Das Bundesarbeitsgericht in Erfurt verhandelt heute einen Fall, der die Machtverhältnisse zwischen Arbeitgebern und Betriebsräten in Deutschland grundlegend verändern könnte. Im Kern geht es um die Frage: Können durch Tarifverträge erweiterte Mitbestimmungsrechte auch nach deren Auslaufen weitergelten – und Unternehmen damit dauerhaft binden?
Der Erste Senat des BAG prüft unter dem Aktenzeichen 1 ABR 38/24, ob Tarifvertragsparteien die gesetzlichen Mitbestimmungsrechte des Betriebsrats bei Versetzungen wirksam erweitern dürfen. Noch brisanter: Behalten solche Regelungen ihre Gültigkeit, selbst wenn der zugrundeliegende Tarifvertrag längst ausgelaufen ist? Die Entscheidung könnte weitreichende Folgen für Personalabteilungen bundesweit haben.
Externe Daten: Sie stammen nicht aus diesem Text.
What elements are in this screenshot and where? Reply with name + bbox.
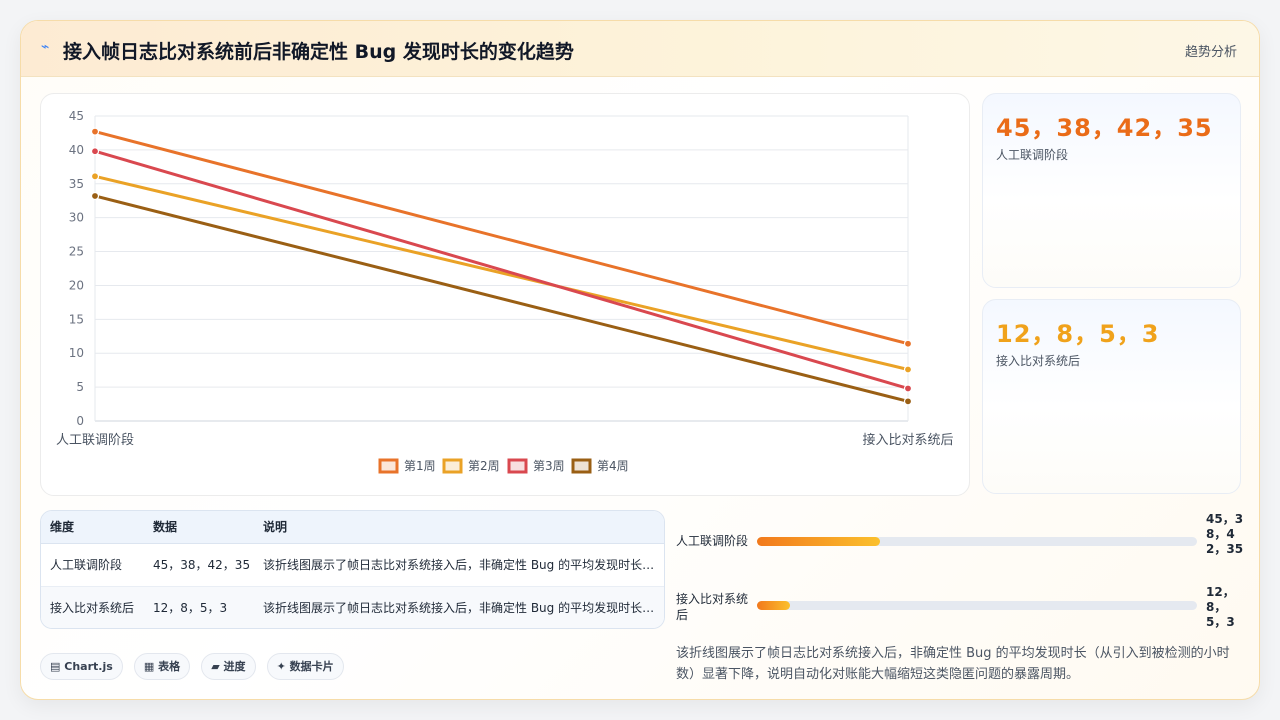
chip-table[interactable]: ▦ 表格 bbox=[133, 653, 191, 680]
y-tick-label: 15 bbox=[69, 312, 84, 326]
chip-data-card[interactable]: ✦ 数据卡片 bbox=[266, 653, 344, 680]
column-header: 说明 bbox=[263, 520, 288, 534]
stat-value: 45，38，42，35 bbox=[996, 114, 1213, 142]
chip-label: Chart.js bbox=[64, 660, 113, 673]
legend-label: 第2周 bbox=[468, 459, 500, 473]
y-tick-label: 10 bbox=[69, 346, 84, 360]
lightning-icon: ⌁ bbox=[41, 39, 50, 55]
y-tick-label: 5 bbox=[76, 380, 84, 394]
y-tick-label: 25 bbox=[69, 245, 84, 259]
chip-label: 表格 bbox=[158, 660, 181, 673]
chip-chartjs[interactable]: ▤ Chart.js bbox=[40, 653, 123, 680]
y-tick-label: 35 bbox=[69, 177, 84, 191]
legend-label: 第3周 bbox=[533, 459, 565, 473]
line-chart: 0 5 10 15 20 25 30 35 40 45 人工联调阶段 接入比对系统后第1周 第2周 第3周… bbox=[56, 109, 954, 474]
chart-description: 该折线图展示了帧日志比对系统接入后，非确定性 Bug 的平均发现时长（从引入到被… bbox=[676, 646, 1230, 682]
stat-card-system: 12，8，5，3 接入比对系统后 bbox=[982, 299, 1241, 494]
table-header-row: 维度 数据 说明 bbox=[41, 511, 664, 544]
series-line bbox=[94, 194, 909, 403]
y-tick-label: 40 bbox=[69, 143, 84, 157]
legend-swatch bbox=[378, 458, 399, 474]
stat-label: 接入比对系统后 bbox=[996, 354, 1081, 368]
y-tick-label: 0 bbox=[76, 414, 84, 428]
table-icon: ▦ bbox=[143, 660, 155, 673]
column-header: 维度 bbox=[50, 520, 75, 534]
y-tick-label: 30 bbox=[69, 211, 84, 225]
data-point bbox=[903, 339, 913, 348]
data-table: 维度 数据 说明 人工联调阶段 45，38，42，35 该折线图展示了帧日志比对… bbox=[40, 510, 665, 629]
dashboard-card: ⌁ 接入帧日志比对系统前后非确定性 Bug 发现时长的变化趋势 趋势分析 0 5 1… bbox=[20, 20, 1260, 700]
data-point bbox=[903, 365, 913, 374]
chip-label: 数据卡片 bbox=[289, 660, 334, 673]
chart-icon: ▤ bbox=[50, 660, 61, 673]
column-header: 数据 bbox=[153, 520, 178, 534]
data-point bbox=[90, 172, 100, 181]
table-cell: 该折线图展示了帧日志比对系统接入后，非确定性 Bug 的平均发现时长（从引入到被… bbox=[263, 558, 655, 572]
progress-icon: ▰ bbox=[211, 660, 220, 673]
y-tick-label: 45 bbox=[69, 109, 84, 123]
series-line bbox=[94, 174, 909, 371]
progress-fill bbox=[757, 601, 790, 610]
table-row: 接入比对系统后 12，8，5，3 该折线图展示了帧日志比对系统接入后，非确定性 … bbox=[41, 587, 664, 628]
chip-progress[interactable]: ▰ 进度 bbox=[201, 653, 256, 680]
table-cell: 45，38，42，35 bbox=[153, 558, 251, 572]
data-point bbox=[90, 191, 100, 201]
stat-card-manual: 45，38，42，35 人工联调阶段 bbox=[982, 93, 1241, 288]
chip-label: 进度 bbox=[223, 660, 246, 673]
legend-label: 第4周 bbox=[597, 459, 629, 473]
progress-row-manual: 人工联调阶段 45，38，42，35 bbox=[676, 512, 1246, 556]
legend-label: 第1周 bbox=[404, 459, 436, 473]
progress-label: 接入比对系统后 bbox=[676, 592, 749, 622]
line-chart-panel: 0 5 10 15 20 25 30 35 40 45 人工联调阶段 接入比对系统后第1周 第2周 第3周… bbox=[40, 93, 970, 496]
progress-value: 12，8，5，3 bbox=[1206, 585, 1235, 629]
x-tick-label: 人工联调阶段 bbox=[56, 433, 134, 448]
table-cell: 人工联调阶段 bbox=[50, 558, 123, 572]
table-cell: 12，8，5，3 bbox=[153, 601, 228, 615]
progress-row-system: 接入比对系统后 12，8，5，3 bbox=[676, 585, 1246, 629]
data-point bbox=[903, 384, 913, 393]
progress-fill bbox=[757, 537, 881, 546]
sparkle-icon: ✦ bbox=[276, 660, 286, 673]
progress-track bbox=[757, 537, 1197, 546]
data-point bbox=[90, 147, 100, 156]
page-title: 接入帧日志比对系统前后非确定性 Bug 发现时长的变化趋势 bbox=[63, 41, 574, 63]
trend-analysis-link[interactable]: 趋势分析 bbox=[1185, 41, 1237, 60]
stat-label: 人工联调阶段 bbox=[996, 148, 1069, 162]
table-row: 人工联调阶段 45，38，42，35 该折线图展示了帧日志比对系统接入后，非确定… bbox=[41, 544, 664, 587]
y-tick-label: 20 bbox=[69, 278, 84, 292]
tech-chips: ▤ Chart.js ▦ 表格 ▰ 进度 ✦ 数据卡片 bbox=[40, 653, 350, 680]
legend-swatch bbox=[442, 458, 463, 474]
progress-track bbox=[757, 601, 1197, 610]
series-line bbox=[94, 130, 909, 346]
progress-value: 45，38，42，35 bbox=[1206, 512, 1244, 556]
table-cell: 接入比对系统后 bbox=[50, 601, 135, 615]
data-point bbox=[903, 397, 913, 406]
data-point bbox=[90, 127, 100, 136]
x-tick-label: 接入比对系统后 bbox=[862, 432, 953, 448]
stat-value: 12，8，5，3 bbox=[996, 320, 1160, 348]
legend-swatch bbox=[571, 458, 592, 474]
legend-swatch bbox=[507, 458, 528, 474]
table-cell: 该折线图展示了帧日志比对系统接入后，非确定性 Bug 的平均发现时长（从引入到被… bbox=[263, 601, 655, 615]
header-bar: ⌁ 接入帧日志比对系统前后非确定性 Bug 发现时长的变化趋势 趋势分析 bbox=[21, 21, 1259, 77]
progress-label: 人工联调阶段 bbox=[676, 534, 749, 548]
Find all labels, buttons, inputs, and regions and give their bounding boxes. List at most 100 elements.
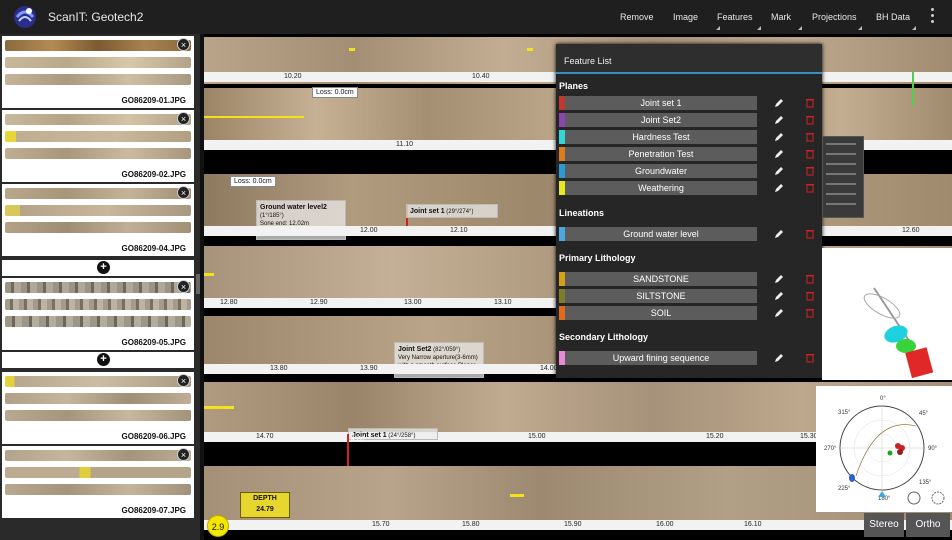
feature-row[interactable]: Joint set 1 xyxy=(559,96,757,110)
edit-pencil-icon[interactable] xyxy=(774,308,784,318)
edit-pencil-icon[interactable] xyxy=(774,291,784,301)
edit-pencil-icon[interactable] xyxy=(774,115,784,125)
add-image-button[interactable]: + xyxy=(97,353,110,366)
edit-pencil-icon[interactable] xyxy=(774,149,784,159)
edit-pencil-icon[interactable] xyxy=(774,274,784,284)
edit-pencil-icon[interactable] xyxy=(774,132,784,142)
core-image xyxy=(5,131,191,142)
thumbnail-card[interactable]: GO86209-01.JPG × xyxy=(2,36,194,108)
marker-line xyxy=(204,116,304,118)
feature-row[interactable]: SILTSTONE xyxy=(559,289,757,303)
marker-band xyxy=(349,48,355,51)
delete-trash-icon[interactable] xyxy=(806,274,814,284)
core-image xyxy=(5,410,191,421)
delete-trash-icon[interactable] xyxy=(806,353,814,363)
depth-tick-label: 15.80 xyxy=(462,521,480,528)
thumbnail-card[interactable]: GO86209-04.JPG × xyxy=(2,184,194,256)
delete-trash-icon[interactable] xyxy=(806,149,814,159)
stereonet-settings-icon[interactable] xyxy=(931,491,945,505)
feature-row[interactable]: Weathering xyxy=(559,181,757,195)
thumbnail-label: GO86209-01.JPG xyxy=(121,96,186,105)
delete-trash-icon[interactable] xyxy=(806,183,814,193)
menu-features-dropdown-icon xyxy=(757,26,761,30)
feature-row[interactable]: Groundwater xyxy=(559,164,757,178)
depth-tick-label: 13.80 xyxy=(270,365,288,372)
close-icon[interactable]: × xyxy=(177,112,190,125)
stereonet-label-270: 270° xyxy=(824,446,837,452)
stereonet-globe-icon[interactable] xyxy=(907,491,921,505)
depth-tick-label: 10.20 xyxy=(284,73,302,80)
overflow-menu-icon[interactable] xyxy=(930,8,936,26)
thumbnail-card-selected[interactable]: GO86209-05.JPG × xyxy=(2,278,194,350)
menu-mark[interactable]: Mark xyxy=(771,12,791,22)
thumbnail-label: GO86209-06.JPG xyxy=(121,432,186,441)
close-icon[interactable]: × xyxy=(177,448,190,461)
delete-trash-icon[interactable] xyxy=(806,229,814,239)
mini-feature-popup[interactable] xyxy=(822,136,864,218)
sidebar-resize-handle[interactable] xyxy=(196,274,200,294)
edit-pencil-icon[interactable] xyxy=(774,166,784,176)
menu-bh-data[interactable]: BH Data xyxy=(876,12,910,22)
borehole-orientation-icon xyxy=(863,287,934,379)
delete-trash-icon[interactable] xyxy=(806,132,814,142)
thumbnail-label: GO86209-04.JPG xyxy=(121,244,186,253)
stereonet-pole xyxy=(887,450,893,456)
annotation-joint-set-1[interactable]: Joint set 1 (29°/274°) xyxy=(406,204,498,218)
delete-trash-icon[interactable] xyxy=(806,291,814,301)
edit-pencil-icon[interactable] xyxy=(774,98,784,108)
depth-tick-label: 15.00 xyxy=(528,433,546,440)
app-window: ScanIT: Geotech2 Remove Image Features M… xyxy=(0,0,952,540)
thumbnail-card[interactable]: GO86209-07.JPG × xyxy=(2,446,194,518)
feature-row[interactable]: Penetration Test xyxy=(559,147,757,161)
thumbnail-card[interactable]: GO86209-02.JPG × xyxy=(2,110,194,182)
delete-trash-icon[interactable] xyxy=(806,115,814,125)
feature-row[interactable]: SANDSTONE xyxy=(559,272,757,286)
depth-tag-label: DEPTH xyxy=(253,495,277,502)
edit-pencil-icon[interactable] xyxy=(774,229,784,239)
feature-row[interactable]: SOIL xyxy=(559,306,757,320)
stereonet-panel[interactable]: 0° 45° 90° 135° 180° 225° 270° 315° xyxy=(816,386,952,512)
marker-depth-label: 4.80 xyxy=(351,436,365,443)
delete-trash-icon[interactable] xyxy=(806,166,814,176)
core-image xyxy=(5,467,191,478)
stereo-button[interactable]: Stereo xyxy=(864,513,904,537)
thumbnail-label: GO86209-07.JPG xyxy=(121,506,186,515)
close-icon[interactable]: × xyxy=(177,186,190,199)
edit-pencil-icon[interactable] xyxy=(774,183,784,193)
depth-tick-label: 14.00 xyxy=(540,365,558,372)
close-icon[interactable]: × xyxy=(177,38,190,51)
stereonet-pole xyxy=(897,449,903,455)
feature-name: Penetration Test xyxy=(628,149,694,159)
delete-trash-icon[interactable] xyxy=(806,98,814,108)
feature-name: SOIL xyxy=(650,308,672,318)
borehole-3d-view[interactable] xyxy=(822,248,952,380)
ortho-button[interactable]: Ortho xyxy=(906,513,950,537)
close-icon[interactable]: × xyxy=(177,374,190,387)
menu-remove[interactable]: Remove xyxy=(620,12,654,22)
thumbnail-label: GO86209-02.JPG xyxy=(121,170,186,179)
depth-tick-label: 13.10 xyxy=(494,299,512,306)
delete-trash-icon[interactable] xyxy=(806,308,814,318)
marker-band xyxy=(204,406,234,409)
close-icon[interactable]: × xyxy=(177,280,190,293)
feature-row[interactable]: Ground water level xyxy=(559,227,757,241)
feature-row[interactable]: Upward fining sequence xyxy=(559,351,757,365)
scroll-indicator[interactable] xyxy=(912,72,914,106)
depth-tag-value: 24.79 xyxy=(256,506,274,513)
app-title: ScanIT: Geotech2 xyxy=(48,10,144,24)
zoom-level-badge[interactable]: 2.9 xyxy=(207,515,229,537)
depth-tick-label: 12.80 xyxy=(220,299,238,306)
edit-pencil-icon[interactable] xyxy=(774,353,784,363)
menu-projections[interactable]: Projections xyxy=(812,12,857,22)
feature-row[interactable]: Hardness Test xyxy=(559,130,757,144)
feature-name: SILTSTONE xyxy=(636,291,686,301)
core-loss-label: Loss: 0.0cm xyxy=(230,176,276,187)
feature-row[interactable]: Joint Set2 xyxy=(559,113,757,127)
menu-features[interactable]: Features xyxy=(717,12,753,22)
add-image-button[interactable]: + xyxy=(97,261,110,274)
feature-name: Upward fining sequence xyxy=(612,353,710,363)
depth-tick-label: 16.00 xyxy=(656,521,674,528)
thumbnail-card[interactable]: GO86209-06.JPG × xyxy=(2,372,194,444)
annotation-title: Ground water level2 xyxy=(260,204,327,211)
menu-image[interactable]: Image xyxy=(673,12,698,22)
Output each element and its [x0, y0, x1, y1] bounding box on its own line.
Der Streitfall: Wenn Versetzungen zum Rechtsstreit werden
Ein Betriebsrat will die Aufhebung einer Versetzung erzwingen. Seine Begründung: Der Arbeitgeber habe erweiterte Mitbestimmungsrechte verletzt, die ihm ein Tarifvertrag eingeräumt hatte – Rechte, die über das Betriebsverfassungsgesetz (BetrVG) hinausgehen. Das Unternehmen hingegen argumentiert: Diese erweiterten Befugnisse besitzen keine sogenannte “Nachwirkung”. Sie seien mit dem Ende des Tarifvertrags erloschen.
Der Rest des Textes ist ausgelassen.